I have a function in an inner loop that takes two arrays and combines them. To get a feel for what it's doing look at this example using lists:
a = [[1,2,3]]
b = [[4,5,6],
[7,8,9]]
def combinearrays(a, b):
a = a + b
return a
def main():
print(combinearrays(a,b))
The output would be:
[[1, 2, 3], [4, 5, 6], [7, 8, 9]]
The key thing here is that I always have the same number of columns, but I want to append rows together. Also, the values are always ints.
As an added wrinkle, I cheated and created a as a list within a list. But in reality, it might be a single dimensional array that I want to still combine into a 2D array.

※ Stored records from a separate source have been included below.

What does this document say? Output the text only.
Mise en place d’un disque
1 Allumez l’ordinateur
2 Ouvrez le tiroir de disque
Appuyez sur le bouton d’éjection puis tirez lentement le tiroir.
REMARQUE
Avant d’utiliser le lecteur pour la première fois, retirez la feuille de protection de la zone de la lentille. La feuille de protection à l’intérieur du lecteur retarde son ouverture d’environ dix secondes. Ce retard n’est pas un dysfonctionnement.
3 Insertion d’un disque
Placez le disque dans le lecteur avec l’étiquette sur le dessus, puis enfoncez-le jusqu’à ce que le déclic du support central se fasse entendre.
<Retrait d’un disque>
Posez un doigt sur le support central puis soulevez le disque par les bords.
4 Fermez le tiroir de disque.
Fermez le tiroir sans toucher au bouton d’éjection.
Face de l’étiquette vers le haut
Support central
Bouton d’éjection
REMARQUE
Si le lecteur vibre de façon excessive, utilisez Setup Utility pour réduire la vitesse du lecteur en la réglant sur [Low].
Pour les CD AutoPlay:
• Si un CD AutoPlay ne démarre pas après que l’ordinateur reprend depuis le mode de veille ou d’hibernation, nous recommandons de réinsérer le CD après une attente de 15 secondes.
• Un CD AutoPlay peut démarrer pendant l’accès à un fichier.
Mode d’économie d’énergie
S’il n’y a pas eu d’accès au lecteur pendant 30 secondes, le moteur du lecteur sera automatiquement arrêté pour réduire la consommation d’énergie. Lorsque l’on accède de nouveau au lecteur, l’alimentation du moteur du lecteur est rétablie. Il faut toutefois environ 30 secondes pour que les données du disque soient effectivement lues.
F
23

I am currently doing this using Numpy in real life (i.e. not the toy problem above) and this works. But I really want to make this as fast as possible and it seems like c arrays should be faster. Obviously one problem with c arrays if I pass them as parameters, is I won't know the actual number of rows in the arrays passed. But I can always add additional parameters to pass that.
So it's not like I don't have a solution to this problem using Numpy, but I really want to know what the single fastest way to do this is in Cython. Since this is a call inside an inner loop, it's going to get called thousands of times. So every little savings is going to count big.
One obvious idea here would be to use malloc or something like that.